TCI procedure. The purified pentameric StxB1 was kindly provided by David Acheson (USDA). The E. coli heat-labile enterotoxin (LT) was prepared from strain HE22/TP/235. Patches for TCI were formulated with 75 µg StxB1, 75 µg StxB1 plus 50 µg LT, or 50 µg LT. A total of 24 8-week-old Dutch Belted rabbits purchased from Covance Research Products (Denver, PA) were segregated into four groups of six rabbits each. Rabbits in groups 1, 2, and 3 received StxB1, StxB1 plus LT, and LT, respectively. Rabbits in group 4 served as controls. Before the application of patches, the shaven skin was abraded (rubbed) with 15 strokes using ECG Prep pads (Marquette Medical Systems) soaked with a pretreatment solution of 10% glycerol in saline. Any excess liquid was blotted, and the immunization site was then marked with a permanent marker. The antigens, prepared as described above, were administered in three doses. In initial TCI at day 0, the patch was applied over the right scapula region. The booster TCIs were applied at day 14 over the left scapula and again at day 28 over the right scapula.

TCI was performed using a semiocclusive patch consisting of a 2- by 2-in. cotton gauze matrix (Kendall) with a 2- by 2-in. polyethylene (Saran Wrap) backing covered by a 4- by 4'-in. Tegaderm dressing (semiocclusive; 3M). At the time of immunization, the antigen preparations were applied in 150 µl of sterile saline and administered as a split dose on the back. To ensure proper patch adherence, patches were covered with a modified Tegaderm overlay. The patch margins were secured with surgical tape and then wrapped by Vetrap and Elastikon (or other similar bandage material). Patches were applied for 18 to 24 h and removed, and the skin was rinsed with warm water. The dosing sites were observed for erythema and edema and scored at patch removal at 20 to 24 h and 44 to 48 h from patch application.

Experimental challenge of rabbits. Orogastric inoculation of rabbits with 5 x 10⁷ CFU of RDEC-H19A was performed as previously described (2). Rabbits were observed daily for clinical signs of disease. Fecal bacterial shedding of challenge RDEC-H19A bacteria was determined by semiquantitative rectal swab on MacConkey agar supplemented with Nal and Tet to differentiate RDEC-H19A from other E. coli strains present in the normal flora. The individual organisms recovered from rectal swabs were further identified by PCR as described previously (41) using two pairs of primers for stxB₁ (stx1bf [5'-ATGAAAAAAACATTATTA]/stx1br [5'-TCAGCGAAAGATCACCTC]) derived from the bacteriophage H19B sequence (GenBank accession no. M16625) and the eae gene (Agin1 [5'-CCAGTATTACTGAGATTAAG]/Agin2 [5'-TCCGGGATTTGAGATGTAAT]) derived from the RDEC-1 locus of enterocyte effacement (GenBank accession no. AF200363) (40). The expected amplification products for the stxB₁ and eae genes are 267 bp and 812 bp, respectively.

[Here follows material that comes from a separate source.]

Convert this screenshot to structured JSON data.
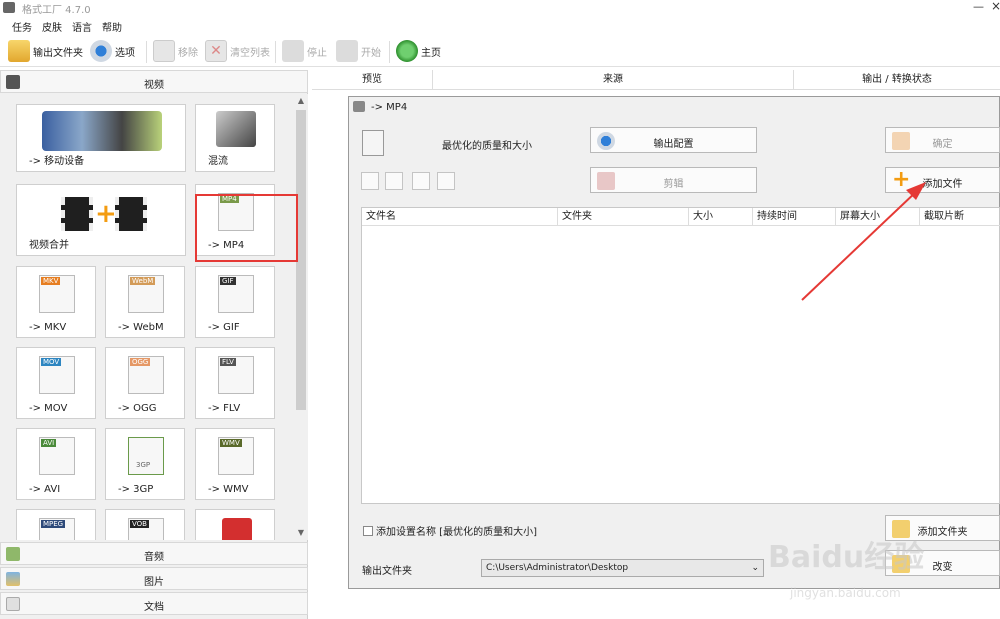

Rabbits were euthanized 7 days postchallenge according to standard protocols (2). At necropsy, transmural sections from the cecal segments and kidneys were excised and fixed in 10% buffered formalin. Tissues were processed for paraffin sectioning and staining with hematoxylin and eosin or Giemsa, and intestinal tissues were observed for enterobacterial adherence and vascular pathology in the intestine (2, 34). Edema depth was quantitated with an ocular micrometer by measuring the distance from the muscularis mucosa to the muscularis propria and graded from 0 to 4 as previously described (2).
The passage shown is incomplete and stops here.